Performance of bitwise operators on byte column vs individual bit columns

azure-sql-databaseindexoperatorperformance

I'm designing a database schema at the moment, but have a performance query.

Our table needs to have (at least) two flags, or boolean values. We can call these IsComplete and IsExportable. The obvious way to put these into a table is as two separate bit columns, but it occurred to me that we could put it into a byte column and use bitwise operators to query against it.

Which method would yield the best performance? Both flags will be queried often, and so filtering on them should be as fast as possible. Would an index on the byte column improve its performance?

One reason I like the byte column is because if another flag is required in the future, it can easily be made so. Whereas with separate bit columns, an additional column will need to be added.

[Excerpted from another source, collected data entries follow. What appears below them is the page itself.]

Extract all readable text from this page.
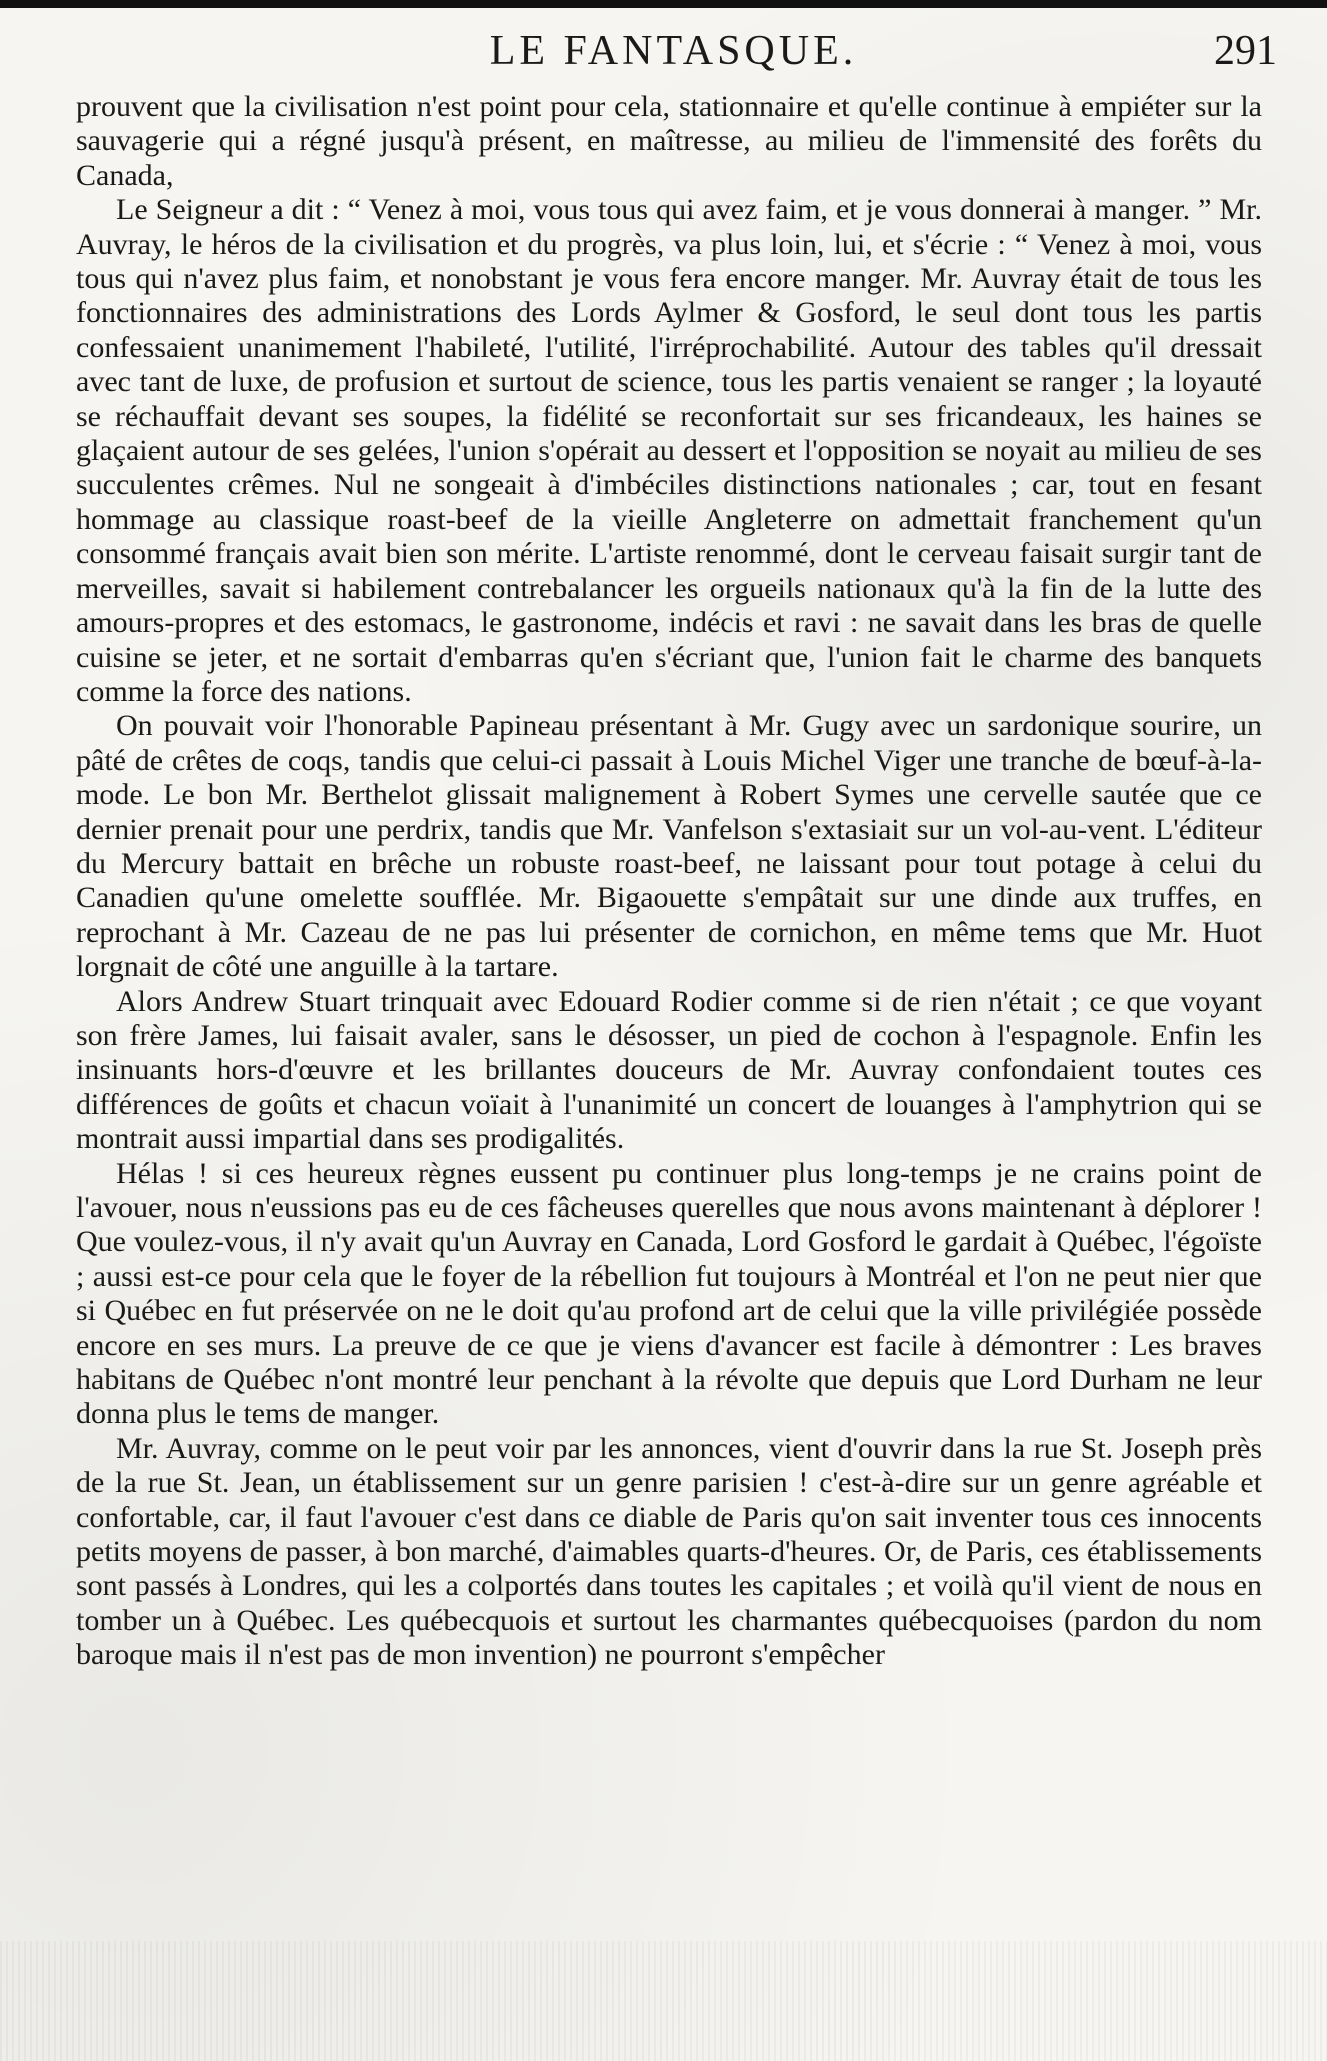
LE FANTASQUE.	291

prouvent que la civilisation n'est point pour cela, stationnaire et qu'elle continue à empiéter sur la sauvagerie qui a régné jusqu'à présent, en maîtresse, au milieu de l'immensité des forêts du Canada,

Le Seigneur a dit : “ Venez à moi, vous tous qui avez faim, et je vous donnerai à manger. ” Mr. Auvray, le héros de la civilisation et du progrès, va plus loin, lui, et s'écrie : “ Venez à moi, vous tous qui n'avez plus faim, et nonobstant je vous fera encore manger. Mr. Auvray était de tous les fonctionnaires des administrations des Lords Aylmer & Gosford, le seul dont tous les partis confessaient unanimement l'habileté, l'utilité, l'irréprochabilité. Autour des tables qu'il dressait avec tant de luxe, de profusion et surtout de science, tous les partis venaient se ranger ; la loyauté se réchauffait devant ses soupes, la fidélité se reconfortait sur ses fricandeaux, les haines se glaçaient autour de ses gelées, l'union s'opérait au dessert et l'opposition se noyait au milieu de ses succulentes crêmes. Nul ne songeait à d'imbéciles distinctions nationales ; car, tout en fesant hommage au classique roast-beef de la vieille Angleterre on admettait franchement qu'un consommé français avait bien son mérite. L'artiste renommé, dont le cerveau faisait surgir tant de merveilles, savait si habilement contrebalancer les orgueils nationaux qu'à la fin de la lutte des amours-propres et des estomacs, le gastronome, indécis et ravi : ne savait dans les bras de quelle cuisine se jeter, et ne sortait d'embarras qu'en s'écriant que, l'union fait le charme des banquets comme la force des nations.

On pouvait voir l'honorable Papineau présentant à Mr. Gugy avec un sardonique sourire, un pâté de crêtes de coqs, tandis que celui-ci passait à Louis Michel Viger une tranche de bœuf-à-la-mode. Le bon Mr. Berthelot glissait malignement à Robert Symes une cervelle sautée que ce dernier prenait pour une perdrix, tandis que Mr. Vanfelson s'extasiait sur un vol-au-vent. L'éditeur du Mercury battait en brêche un robuste roast-beef, ne laissant pour tout potage à celui du Canadien qu'une omelette soufflée. Mr. Bigaouette s'empâtait sur une dinde aux truffes, en reprochant à Mr. Cazeau de ne pas lui présenter de cornichon, en même tems que Mr. Huot lorgnait de côté une anguille à la tartare.

Alors Andrew Stuart trinquait avec Edouard Rodier comme si de rien n'était ; ce que voyant son frère James, lui faisait avaler, sans le désosser, un pied de cochon à l'espagnole. Enfin les insinuants hors-d'œuvre et les brillantes douceurs de Mr. Auvray confondaient toutes ces différences de goûts et chacun voïait à l'unanimité un concert de louanges à l'amphytrion qui se montrait aussi impartial dans ses prodigalités.

Hélas ! si ces heureux règnes eussent pu continuer plus long-temps je ne crains point de l'avouer, nous n'eussions pas eu de ces fâcheuses querelles que nous avons maintenant à déplorer ! Que voulez-vous, il n'y avait qu'un Auvray en Canada, Lord Gosford le gardait à Québec, l'égoïste ; aussi est-ce pour cela que le foyer de la rébellion fut toujours à Montréal et l'on ne peut nier que si Québec en fut préservée on ne le doit qu'au profond art de celui que la ville privilégiée possède encore en ses murs. La preuve de ce que je viens d'avancer est facile à démontrer : Les braves habitans de Québec n'ont montré leur penchant à la révolte que depuis que Lord Durham ne leur donna plus le tems de manger.

Mr. Auvray, comme on le peut voir par les annonces, vient d'ouvrir dans la rue St. Joseph près de la rue St. Jean, un établissement sur un genre parisien ! c'est-à-dire sur un genre agréable et confortable, car, il faut l'avouer c'est dans ce diable de Paris qu'on sait inventer tous ces innocents petits moyens de passer, à bon marché, d'aimables quarts-d'heures. Or, de Paris, ces établissements sont passés à Londres, qui les a colportés dans toutes les capitales ; et voilà qu'il vient de nous en tomber un à Québec. Les québecquois et surtout les charmantes québecquoises (pardon du nom baroque mais il n'est pas de mon invention) ne pourront s'empêcher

For clarification, the database will be stored in SQL Azure. I suppose this might make some difference!

Best Answer

The answer to any performance question is "it depends." Discrete columns can be fast and byte column flags can be fast too. In absolute terms you can probably save a bitwise operation by having discrete columns here and there so discrete columns are theoretically faster.

A theoretical bump shouldn't be the main reason to choose a strategy. To paraphrase Jeff Atwood "storage is cheap and BDA's are expensive." I would avoid the flags compressed into a byte column for the simple reason that it makes your life more complicated by making your data more cryptic. Discrete columns will be straightforward to query, filter properly, debug, and pass on to future teammates.

For completeness there are other options than bit flags, or discrete columns. One other option is the EAV (entity-attribute-value) model, even though it doesn't feel like this is your best option based on your description.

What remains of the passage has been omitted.